There is also a generational dimension to consider. Teaching children to rely on bicycles for short trips helps embed lifelong habits. Climate goals do not end with the present generation, and schools, parents, and city planners all play a role in shaping long-term transportation norms.
Some analysts note that Dutch cycling systems perform best in dense cities rather than smaller towns or rural areas. That observation is fair, but the lesson from Amsterdam is not about perfection. It is about practicality. Incremental choices made daily have given the Netherlands a powerful tool for reducing emissions while improving public health and quality of life.
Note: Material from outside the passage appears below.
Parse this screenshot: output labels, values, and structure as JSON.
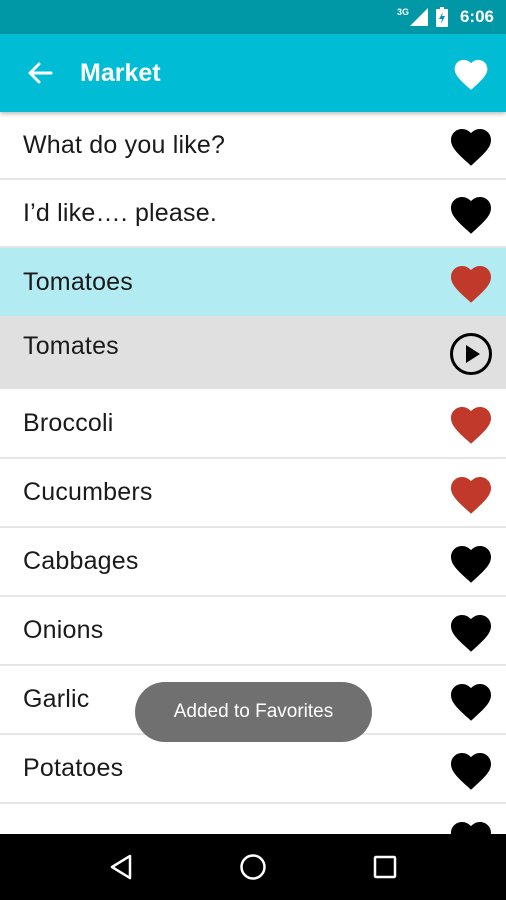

Ontario has already begun laying the groundwork. The Metrolinx Regional Cycling Network Strategy outlines routes connecting suburbs to urban centres. In northern Ontario, the Véloroute Voyageur links several rural and small-town communities. Regions such as Durham and Waterloo are expanding protected cycling corridors, while municipal plans, such as Thames Centre’s, envision routes to schools, workplaces, and shopping areas.
To build on this progress, Ontario needs long-term commitments to expand and maintain cycling networks, so they remain usable year-round. Secure bicycle parking at transit hubs and clear mode share targets would further support adoption. Infrastructure alone is not enough. Policy and culture must reinforce it. Measures such as reducing excess parking and encouraging employer-supported bike commuting would help translate plans into real behaviour change.
Amsterdam’s streets demonstrate that climate progress does not always require sweeping technological breakthroughs. Sometimes it emerges through consistent daily choices. Ontario does not need to imitate the Dutch model. It needs to build on its example in ways that reflect local realities, proving a healthier and more connected province is within reach.
Lolade Ozomoge is communications manager at Windfall Ecology Centre, leading strategic storytelling and public engagement in support of practical climate solutions and sustainability programs for homes, businesses, and cities.